I find the response to Michael's posting about the sensus fidelium fascinating, because several respondents completely turn on its head one of the classic sources affirming the sensus fidelium, the theology of 19th-century Catholic theologian Cardinal John Henry Newman. Newman's work noted that, in the period of controversy in the early church in which the Christian community sought to hammer out an understanding of christology (specifically, an understanding of how humanity and divinity connect in Christ), a large number of bishops held the Arian position that was eventually condemned by the church, while the laity held what eventually became the orthodox christological position.
Though Newman is very clear about this issue--in fact, much of his theology revolves around his reflections on what these historical findings portend for the development of doctrine--two posters responding to Michael's posting want to maintain that Newman's theology of the sensus fidelium is actually about the magisterium's inability to be wrong, ever, and that the magisterium (i.e., the bishops) held the orthodox teaching during the Arian crisis, while the sensus fidelium was unorthodox!

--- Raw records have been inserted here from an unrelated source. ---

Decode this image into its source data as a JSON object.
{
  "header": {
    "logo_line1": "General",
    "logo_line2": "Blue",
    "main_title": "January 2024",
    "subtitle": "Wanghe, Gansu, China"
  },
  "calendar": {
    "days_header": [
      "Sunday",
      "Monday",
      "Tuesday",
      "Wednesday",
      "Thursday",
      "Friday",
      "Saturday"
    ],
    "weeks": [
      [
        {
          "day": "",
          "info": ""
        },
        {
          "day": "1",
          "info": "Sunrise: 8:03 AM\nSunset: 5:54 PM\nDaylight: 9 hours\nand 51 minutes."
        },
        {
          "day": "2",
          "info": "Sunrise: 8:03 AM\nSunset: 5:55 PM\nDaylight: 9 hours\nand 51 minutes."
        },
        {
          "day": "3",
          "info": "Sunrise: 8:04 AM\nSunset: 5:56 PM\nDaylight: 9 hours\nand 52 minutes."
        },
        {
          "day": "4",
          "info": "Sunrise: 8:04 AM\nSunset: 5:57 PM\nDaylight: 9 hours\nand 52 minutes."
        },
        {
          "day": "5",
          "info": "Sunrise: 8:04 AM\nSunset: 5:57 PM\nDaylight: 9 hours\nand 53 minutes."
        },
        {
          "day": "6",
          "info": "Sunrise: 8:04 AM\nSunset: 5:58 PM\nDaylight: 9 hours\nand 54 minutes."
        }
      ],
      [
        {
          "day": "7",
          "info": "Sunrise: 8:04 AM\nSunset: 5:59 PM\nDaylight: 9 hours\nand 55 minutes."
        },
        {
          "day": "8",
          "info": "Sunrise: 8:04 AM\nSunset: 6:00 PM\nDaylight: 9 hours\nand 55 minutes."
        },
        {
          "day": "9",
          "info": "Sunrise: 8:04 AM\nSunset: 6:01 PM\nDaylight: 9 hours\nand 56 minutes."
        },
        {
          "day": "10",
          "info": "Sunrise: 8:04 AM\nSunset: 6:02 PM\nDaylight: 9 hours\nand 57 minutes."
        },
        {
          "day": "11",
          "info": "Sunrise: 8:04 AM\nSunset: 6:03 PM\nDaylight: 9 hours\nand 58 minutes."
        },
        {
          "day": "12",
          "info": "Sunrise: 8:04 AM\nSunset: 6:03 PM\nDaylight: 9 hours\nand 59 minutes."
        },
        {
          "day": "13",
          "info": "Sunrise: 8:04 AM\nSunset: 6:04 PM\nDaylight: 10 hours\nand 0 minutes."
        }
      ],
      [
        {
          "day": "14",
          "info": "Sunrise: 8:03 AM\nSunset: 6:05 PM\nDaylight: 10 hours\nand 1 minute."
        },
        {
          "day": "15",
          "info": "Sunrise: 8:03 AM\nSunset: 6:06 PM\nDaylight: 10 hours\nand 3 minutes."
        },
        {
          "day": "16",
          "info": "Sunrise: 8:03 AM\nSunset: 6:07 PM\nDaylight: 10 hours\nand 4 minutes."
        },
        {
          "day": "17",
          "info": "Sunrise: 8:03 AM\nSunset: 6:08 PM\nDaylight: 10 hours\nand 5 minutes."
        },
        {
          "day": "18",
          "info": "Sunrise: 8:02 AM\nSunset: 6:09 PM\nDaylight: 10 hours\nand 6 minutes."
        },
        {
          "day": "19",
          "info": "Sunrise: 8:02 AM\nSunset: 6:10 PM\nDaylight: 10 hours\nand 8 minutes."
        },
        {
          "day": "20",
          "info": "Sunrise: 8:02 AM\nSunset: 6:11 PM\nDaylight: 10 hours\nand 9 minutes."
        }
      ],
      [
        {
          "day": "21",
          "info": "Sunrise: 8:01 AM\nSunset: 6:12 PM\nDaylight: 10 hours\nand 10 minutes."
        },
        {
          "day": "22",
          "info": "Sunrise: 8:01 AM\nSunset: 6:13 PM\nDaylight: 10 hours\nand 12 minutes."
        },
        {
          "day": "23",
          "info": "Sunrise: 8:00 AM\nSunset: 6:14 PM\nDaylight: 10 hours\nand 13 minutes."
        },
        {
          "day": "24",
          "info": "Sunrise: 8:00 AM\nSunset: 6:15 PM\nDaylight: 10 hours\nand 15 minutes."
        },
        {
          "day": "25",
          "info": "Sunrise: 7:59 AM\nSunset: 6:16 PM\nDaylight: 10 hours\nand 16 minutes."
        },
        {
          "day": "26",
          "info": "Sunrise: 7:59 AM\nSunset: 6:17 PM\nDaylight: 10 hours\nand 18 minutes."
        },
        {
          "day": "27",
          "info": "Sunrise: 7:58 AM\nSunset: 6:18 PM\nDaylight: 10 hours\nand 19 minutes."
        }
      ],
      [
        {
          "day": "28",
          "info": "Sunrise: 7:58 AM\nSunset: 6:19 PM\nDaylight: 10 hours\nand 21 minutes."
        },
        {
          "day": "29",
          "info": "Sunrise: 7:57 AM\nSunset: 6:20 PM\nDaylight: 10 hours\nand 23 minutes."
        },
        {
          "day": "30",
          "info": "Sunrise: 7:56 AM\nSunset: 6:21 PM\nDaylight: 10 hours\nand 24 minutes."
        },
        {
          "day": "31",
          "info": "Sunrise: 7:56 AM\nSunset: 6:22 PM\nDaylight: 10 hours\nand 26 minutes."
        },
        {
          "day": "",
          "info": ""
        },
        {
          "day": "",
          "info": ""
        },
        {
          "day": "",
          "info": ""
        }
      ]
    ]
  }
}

And so I responded to these comments on Michael's blog with the following comment:
Great article, Michael. I'm amazed at how a number of respondents in this thread completely turn Newman on his head, when it comes to the sensus fidelium and the Arian crisis.
As Newman repeatedly and clearly points out, it was the faithful--lay believers--who held onto what became the orthodox definition of Christ's nature, when a majority of bishops (the magisterium, to use Liam's term) were Arianists.
As John J. Burkhard notes in "The Sensus Fidelium" in Gerard Mannion and Lewis Seymour Mudge's (eds.), The Routledge Companion to the Christian Church (London: Routledge, 2008), "Newman, for instance, was famous for his claim that during the second phase of the Arian crisis, when many of the bishops accepted Arian compromise formulas for expressing the faith in Christ, the faithful rose to the task of witnessing to Christ's full divinity by refusing to have anything to do with such compromises. Increasingly, then, a doctrine of the role of the faithful as a true source of the church's faith became a part of the Roman Catholic theology of faith" (pp. 561-562).
My God, what are they teaching in these right-wing Catholic colleges nowadays, if they can take Newman's theology of the sensus fidelium and his history of the Arian crisis and try to argue that this theology and that history argue for the perpetual rightness of the magisterium and the wrongness of the laity in matters of faith and morals?
And then I logged into recent comments on this Bilgrimage blog to find that, while I was responding to Michael's posting and discussing Newman's theology of the sensus fidelium, noting that there seems to be a move afoot in some Catholic quarters to turn Newman's theology on its head, Colleen was responding to my posting yesterday by noting that there's a "big push" on to co-opt Newman and to "bring him into the exalted fold" before people actually read his theology.
I call this exchange synchronicity. It's that spark of insight shared by a number of bloggers day by day that keeps me going. It convinces me that many of us who are blogging about these issues are part of a wider community of thought and faith than we often realize, as we sit blogging in our individual locations.
And that's a good thing to recognize, when the odds against our marginal little communities of discourse seem stacked so largely in favor of those who hold the reins of power firmly in their hands.